ICPT to free TENAGA from fuel cost risk. This year is the second year we see the tariff adjustment based on the ICPT framework which was implemented in 2014. Given the recovery of fuel prices coupled with a scheduled upward revision of piped gas price of RM1.50/mmbtu once every half-yearly, the ICPT over-recovery savings are likely to decline, which will translate into a lower tariff rebate to end-user in the future. As such, the tariff rebate for Jan-Jun 2017 is likely to be lower than the 1.52sen/kWh for Jan-Dec 2016. In 2015, the tariff rebate was 2.25sen/kWh throughout the year. Meanwhile, the current base-tariff of 38.53 sen/kWh is to be maintained till end-2017 and a new base-tariff will be implemented from 2018 onwards. In all, we laud the government’s commitment towards the ICPT framework. At current fuel prices which are still below the preference prices set end 2013, end-users are likely to enjoy tariff rebate at least in the next review in Dec 2016. The key take away from the government’s commitment is that TENAGA is now free from fuel cost risk.
YTLPOWR’s PPA Extension hit a snag?
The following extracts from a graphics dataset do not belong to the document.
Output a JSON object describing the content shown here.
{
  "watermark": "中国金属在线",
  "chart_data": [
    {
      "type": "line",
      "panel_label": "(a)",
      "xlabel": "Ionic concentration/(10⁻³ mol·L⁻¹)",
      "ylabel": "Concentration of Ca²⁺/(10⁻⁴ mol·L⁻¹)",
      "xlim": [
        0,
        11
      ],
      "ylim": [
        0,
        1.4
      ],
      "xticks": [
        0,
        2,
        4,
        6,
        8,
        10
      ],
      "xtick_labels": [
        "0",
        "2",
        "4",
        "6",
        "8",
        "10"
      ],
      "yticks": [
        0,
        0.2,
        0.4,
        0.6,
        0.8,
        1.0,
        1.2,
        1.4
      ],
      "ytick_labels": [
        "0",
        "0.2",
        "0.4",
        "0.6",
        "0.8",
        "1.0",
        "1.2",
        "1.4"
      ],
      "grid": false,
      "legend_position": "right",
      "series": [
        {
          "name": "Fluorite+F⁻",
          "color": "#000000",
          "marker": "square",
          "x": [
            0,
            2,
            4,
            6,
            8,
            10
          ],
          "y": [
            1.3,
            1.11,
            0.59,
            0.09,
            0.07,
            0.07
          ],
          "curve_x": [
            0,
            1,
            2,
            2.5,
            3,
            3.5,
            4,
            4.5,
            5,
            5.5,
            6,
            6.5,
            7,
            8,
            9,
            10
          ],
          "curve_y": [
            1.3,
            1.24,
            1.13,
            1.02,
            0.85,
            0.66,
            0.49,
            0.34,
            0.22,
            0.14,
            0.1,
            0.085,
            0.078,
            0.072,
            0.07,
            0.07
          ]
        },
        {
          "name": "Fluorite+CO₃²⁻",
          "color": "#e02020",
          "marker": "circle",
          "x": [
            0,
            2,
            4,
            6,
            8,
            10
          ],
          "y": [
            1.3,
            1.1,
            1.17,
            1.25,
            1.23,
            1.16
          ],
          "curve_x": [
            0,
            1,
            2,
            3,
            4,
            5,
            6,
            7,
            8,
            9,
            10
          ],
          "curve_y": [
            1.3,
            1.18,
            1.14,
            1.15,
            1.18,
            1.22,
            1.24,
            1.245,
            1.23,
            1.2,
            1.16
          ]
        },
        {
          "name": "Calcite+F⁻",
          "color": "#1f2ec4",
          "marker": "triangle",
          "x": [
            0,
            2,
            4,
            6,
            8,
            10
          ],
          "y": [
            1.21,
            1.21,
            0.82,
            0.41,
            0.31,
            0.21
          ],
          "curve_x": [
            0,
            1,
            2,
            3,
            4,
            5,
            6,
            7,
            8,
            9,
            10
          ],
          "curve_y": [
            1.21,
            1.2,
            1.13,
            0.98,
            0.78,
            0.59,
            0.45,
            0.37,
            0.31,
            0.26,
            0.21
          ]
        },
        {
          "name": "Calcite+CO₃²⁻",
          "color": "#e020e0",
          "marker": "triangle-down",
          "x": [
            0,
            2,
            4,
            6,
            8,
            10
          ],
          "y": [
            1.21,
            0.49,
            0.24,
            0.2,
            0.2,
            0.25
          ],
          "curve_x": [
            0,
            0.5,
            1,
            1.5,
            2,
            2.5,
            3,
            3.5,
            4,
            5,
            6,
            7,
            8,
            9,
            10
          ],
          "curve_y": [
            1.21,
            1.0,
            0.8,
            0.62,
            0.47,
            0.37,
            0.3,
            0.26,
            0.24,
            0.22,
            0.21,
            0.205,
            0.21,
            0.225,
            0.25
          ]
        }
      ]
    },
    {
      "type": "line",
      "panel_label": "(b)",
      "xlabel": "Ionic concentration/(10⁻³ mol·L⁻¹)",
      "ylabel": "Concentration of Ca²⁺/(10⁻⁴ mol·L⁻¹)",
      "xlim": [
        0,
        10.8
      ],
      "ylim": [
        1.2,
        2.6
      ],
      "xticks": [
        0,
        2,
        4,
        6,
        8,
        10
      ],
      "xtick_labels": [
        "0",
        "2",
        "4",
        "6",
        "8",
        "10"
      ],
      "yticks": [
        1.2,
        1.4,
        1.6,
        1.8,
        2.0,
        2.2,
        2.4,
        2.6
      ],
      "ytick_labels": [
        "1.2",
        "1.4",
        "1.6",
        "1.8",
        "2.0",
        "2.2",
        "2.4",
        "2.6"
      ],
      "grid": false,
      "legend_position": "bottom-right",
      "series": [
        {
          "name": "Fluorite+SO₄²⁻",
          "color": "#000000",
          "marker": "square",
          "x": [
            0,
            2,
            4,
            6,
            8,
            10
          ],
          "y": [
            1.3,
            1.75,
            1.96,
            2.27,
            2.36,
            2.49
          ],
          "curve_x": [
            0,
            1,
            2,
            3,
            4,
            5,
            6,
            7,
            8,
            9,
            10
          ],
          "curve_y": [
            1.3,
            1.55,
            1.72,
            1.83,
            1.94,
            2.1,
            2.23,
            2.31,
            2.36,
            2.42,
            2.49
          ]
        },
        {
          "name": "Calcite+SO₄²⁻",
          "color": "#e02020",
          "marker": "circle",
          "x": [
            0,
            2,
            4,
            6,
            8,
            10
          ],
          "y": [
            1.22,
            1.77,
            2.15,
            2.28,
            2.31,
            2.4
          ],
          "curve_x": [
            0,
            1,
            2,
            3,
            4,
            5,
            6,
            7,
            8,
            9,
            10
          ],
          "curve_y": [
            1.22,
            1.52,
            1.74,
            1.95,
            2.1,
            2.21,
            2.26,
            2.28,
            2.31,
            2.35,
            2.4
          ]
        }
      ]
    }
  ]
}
While MALAKOF’s PD Power and Powertek’s (non-listed) Teluk Gong Power Plant have already signed the PPA Extension Contracts in Feb with TENAGA for the period of Mar 2016 to Feb 2019 and Mar 2016 to Dec 2018 respectively, YTLPOWR is still waiting to sign the PPA Extension Agreement with TENAGA although its Paka Power Plant has already been awarded a PPA extension for Mar 2016 to Dec 2018 from Energy Commission (EC) in Aug last year. Latest development is TENAGA taking EC and the Minister of Energy, Green Technology and Water to court in early July over the issue of Paka’s PPA Extension involving a land dispute between TENAGA and YTLPOWR. The land for the Paka Plant Power is owned by TENAGA, which is leased to YTLPOWR. We believe this event is actually more material to YTLPOWR than TENAGA given the former needs new earnings to mitigate falling PowerSeraya’s earnings. This PPA Extension makes up c.6% of YTLPOWR’s operating profit in FY17 with 3.0 sen addition to its SoP valuation. For TENAGA, any further delay has minimal impact to supply since Paka’s installed capacity is a mere 808MW, or <4% of total installed capacity in Peninsular Malaysia.